Doing their best Steve Jobs impressions, students from across New Zealand addressed a crowd of scientists and educators at Massey University last Thursday.

The Eureka Sir Paul Callaghan Awards are designed to encourage and develop young leaders within the science, technology, engineering and mathematics (STEM) subject areas.

"It feels absolutely amazing," Tang said of his win. "I am glad I could really articulate my idea."

Tang liked the idea of using algae as biofuel, but he hadn't seen how it could be done cost effectively.

He researched different japanese origami folds that would allow a maximum area of algae to be farmed off New Zealand coasts.

"Nature can be integrated to improve engineering principles," Tang said.

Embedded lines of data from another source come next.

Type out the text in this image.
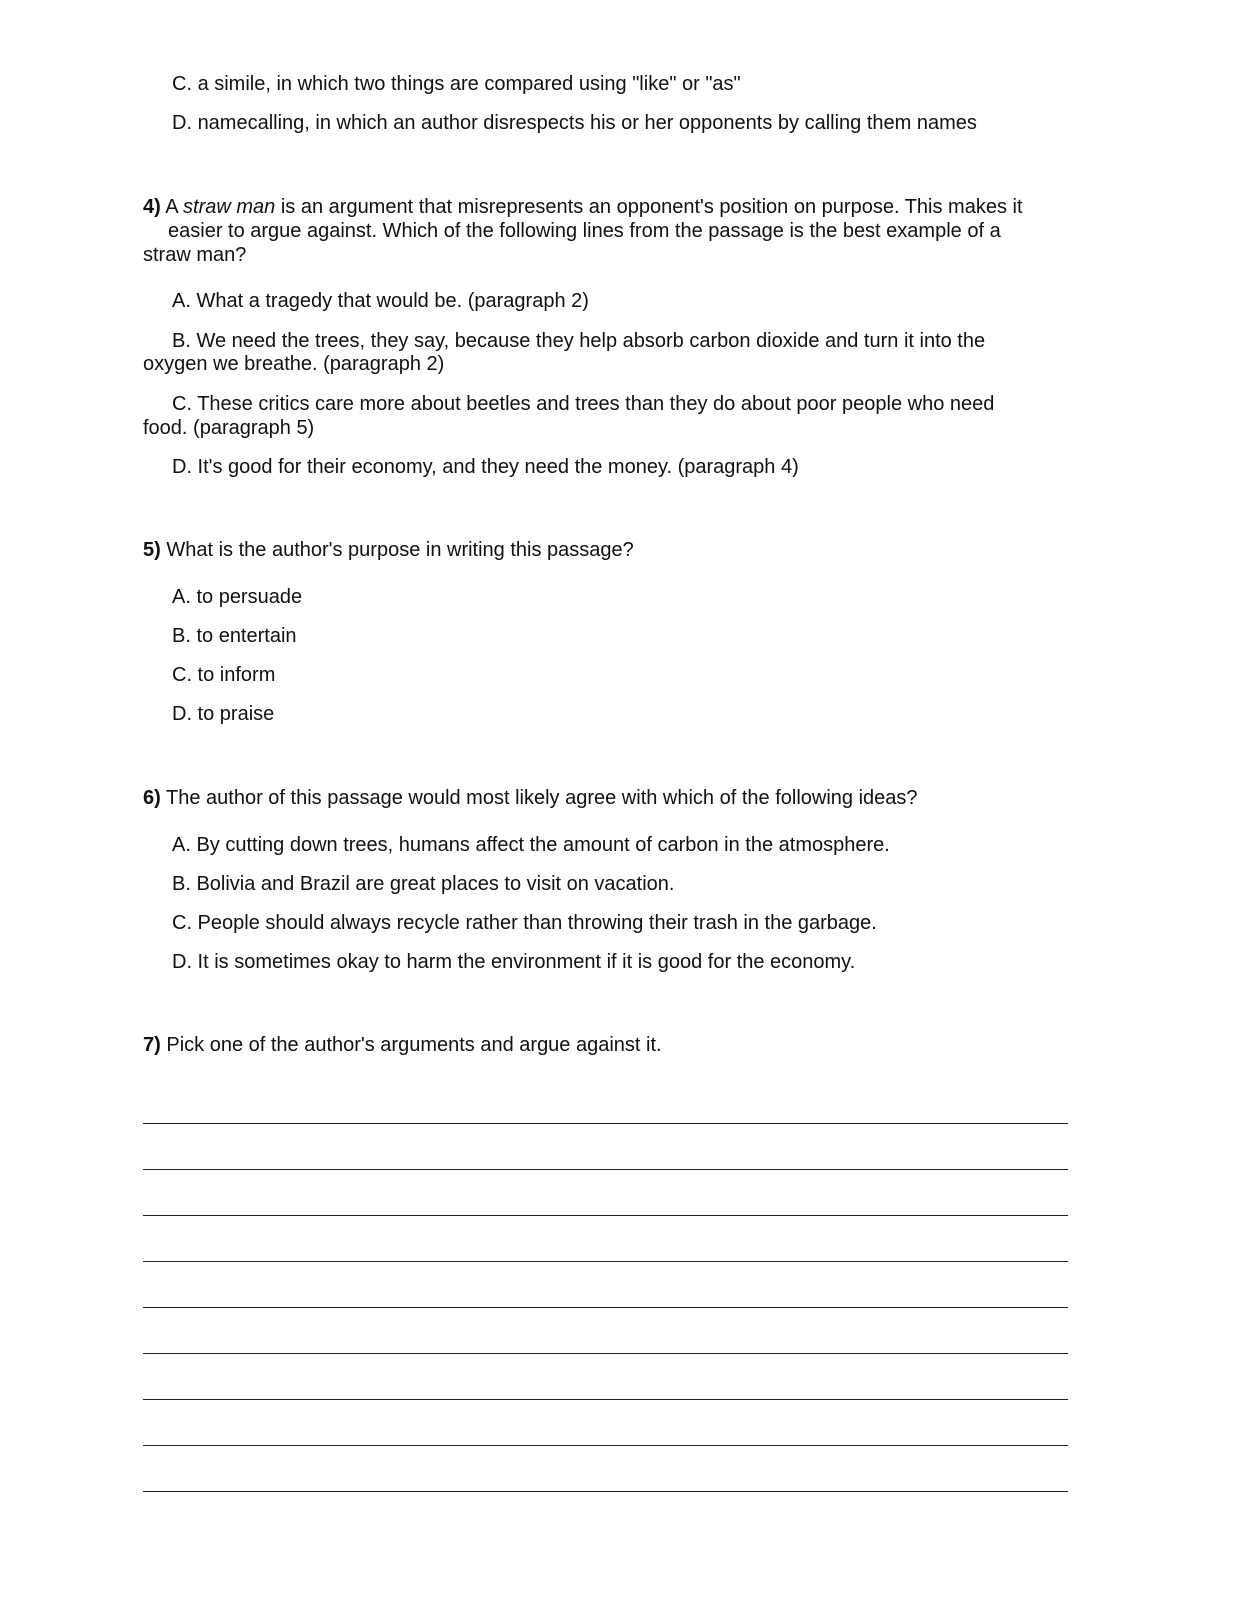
C. a simile, in which two things are compared using "like" or "as"
D. namecalling, in which an author disrespects his or her opponents by calling them names
4) A straw man is an argument that misrepresents an opponent's position on purpose. This makes it
easier to argue against. Which of the following lines from the passage is the best example of a
straw man?
A. What a tragedy that would be. (paragraph 2)
B. We need the trees, they say, because they help absorb carbon dioxide and turn it into the
oxygen we breathe. (paragraph 2)
C. These critics care more about beetles and trees than they do about poor people who need
food. (paragraph 5)
D. It's good for their economy, and they need the money. (paragraph 4)
5) What is the author's purpose in writing this passage?
A. to persuade
B. to entertain
C. to inform
D. to praise
6) The author of this passage would most likely agree with which of the following ideas?
A. By cutting down trees, humans affect the amount of carbon in the atmosphere.
B. Bolivia and Brazil are great places to visit on vacation.
C. People should always recycle rather than throwing their trash in the garbage.
D. It is sometimes okay to harm the environment if it is good for the economy.
7) Pick one of the author's arguments and argue against it.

His vision to combine sustainable farming of algae for biofuel and revitalise coastal cities like Whanganui won over the five judge panel, which included broadcaster and former colleague of Sir Paul Callaghan, Kim Hill.

"I am really passionate about science, I love everything about it. Eureka really provides a platform to share ideas," Tang said.

Tang will receive $10,000 in prize money and hoped he could meet with scientists to make his vision a reality.

Before that though, he is off to San Francisco to see the technology capital up close. It was a good week, Tang said.

Eureka organiser Francis Wevers said the science behind Tang's winning idea was solid.

Tang's "out-of-the-box vision" was also a convincing business case for solving New Zealand's energy needs.

The Eureka competition was all about "looking for solutions to big picture issues", he said. Students needed to be "superb communicators", who would one day change the world.